De acordo com o Público, o presidente da ANPC, o major-general Francisco Grave Pereira, que lidera a instituição desde maio de 2014, é dos únicos que só termina a comissão de serviço em 2017. No entanto, a haver mudanças substanciais na liderança, como parece estar em preparação, é provável que também ele venha a ser substituído. 

O Público recorda que quando o atual Governo, liderado por António Costa, chegou ao poder, no final do ano passado, decidiu não mexer nas chefias desta autoridade, pelo menos até ao final do verão, por forma a que as alterações não resultassem negativamente na capacidade de resposta no combate aos incêndios florestais na época mais crítica.

Recorde-se que em maio e junho do presente ano, muitos dos comandantes que fazem parte da atual estrutura operacional acabou a comissão de serviço de três anos, incluindo o comandante operacional nacional, José Manuel Moura. Jorge Gomes, secretário de Estado da Administração Interna, no caso do primeiro e segundo comandante nacional e dos cinco comandantes de agrupamentos distritais, e o presidente da ANPC, o major-general Francisco Grave Pereira, nos casos dos primeiros e segundos comandantes distritais, emitiram, entretanto, despachos a reconduzir aqueles responsáveis, em regime de substituição.

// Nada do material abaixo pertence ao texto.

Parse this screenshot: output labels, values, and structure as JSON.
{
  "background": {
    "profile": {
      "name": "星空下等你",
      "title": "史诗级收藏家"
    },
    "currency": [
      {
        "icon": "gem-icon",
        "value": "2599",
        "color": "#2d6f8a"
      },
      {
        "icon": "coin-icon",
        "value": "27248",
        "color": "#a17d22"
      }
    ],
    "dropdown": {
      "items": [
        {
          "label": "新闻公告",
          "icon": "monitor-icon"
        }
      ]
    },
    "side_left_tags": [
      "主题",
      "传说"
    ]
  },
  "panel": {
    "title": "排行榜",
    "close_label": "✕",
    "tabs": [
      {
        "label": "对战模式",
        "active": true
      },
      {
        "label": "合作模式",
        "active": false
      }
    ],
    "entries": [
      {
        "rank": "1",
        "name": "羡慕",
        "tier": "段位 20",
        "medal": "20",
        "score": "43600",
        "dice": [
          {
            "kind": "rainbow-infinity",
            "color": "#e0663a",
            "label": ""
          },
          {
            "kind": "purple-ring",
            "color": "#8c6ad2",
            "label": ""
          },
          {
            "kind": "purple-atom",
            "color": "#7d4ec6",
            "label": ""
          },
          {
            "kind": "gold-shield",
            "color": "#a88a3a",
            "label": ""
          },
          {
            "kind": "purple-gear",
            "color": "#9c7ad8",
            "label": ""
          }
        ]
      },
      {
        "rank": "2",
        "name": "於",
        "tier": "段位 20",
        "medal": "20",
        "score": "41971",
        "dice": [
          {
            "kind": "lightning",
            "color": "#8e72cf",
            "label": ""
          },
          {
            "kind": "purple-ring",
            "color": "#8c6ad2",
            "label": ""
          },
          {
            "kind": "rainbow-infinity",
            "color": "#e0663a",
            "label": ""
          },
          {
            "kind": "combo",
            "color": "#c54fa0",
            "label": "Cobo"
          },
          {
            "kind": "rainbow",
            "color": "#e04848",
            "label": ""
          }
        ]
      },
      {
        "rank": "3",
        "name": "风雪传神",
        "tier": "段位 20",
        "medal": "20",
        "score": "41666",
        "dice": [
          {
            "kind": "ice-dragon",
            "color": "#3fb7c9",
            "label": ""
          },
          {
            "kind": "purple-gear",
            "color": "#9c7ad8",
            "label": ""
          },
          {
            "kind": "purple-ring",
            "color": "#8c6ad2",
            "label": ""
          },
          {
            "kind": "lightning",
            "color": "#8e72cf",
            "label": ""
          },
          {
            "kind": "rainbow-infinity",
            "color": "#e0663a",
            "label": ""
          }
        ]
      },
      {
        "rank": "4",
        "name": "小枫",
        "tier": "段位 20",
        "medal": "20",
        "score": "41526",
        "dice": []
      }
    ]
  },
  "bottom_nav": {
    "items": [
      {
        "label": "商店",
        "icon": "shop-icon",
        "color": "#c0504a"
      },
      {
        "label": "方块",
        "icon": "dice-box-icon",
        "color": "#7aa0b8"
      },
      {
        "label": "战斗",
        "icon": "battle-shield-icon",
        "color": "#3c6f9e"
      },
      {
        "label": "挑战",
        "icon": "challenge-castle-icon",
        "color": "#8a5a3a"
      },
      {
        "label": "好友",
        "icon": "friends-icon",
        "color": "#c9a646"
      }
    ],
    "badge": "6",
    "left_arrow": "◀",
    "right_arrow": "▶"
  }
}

Os despachos do secretário de Estado foram publicados entre 7 e 11 de julho na segunda série do Diário da República, tendo o primeiro deles visado o comandante nacional, que terminou a comissão de serviço a 31 de maio, tendo por base o facto de que “o mesmo tem vindo a desempenhar as suas funções com sentido de missão e profissionalismo” e a “necessidade de assegurar a continuidade do exercício das funções em causa, não apenas para o normal funcionamento do Comando Nacional de Operações de Socorro, mas também, para a consolidação da estrutura orgânica oportunamente aprovada”.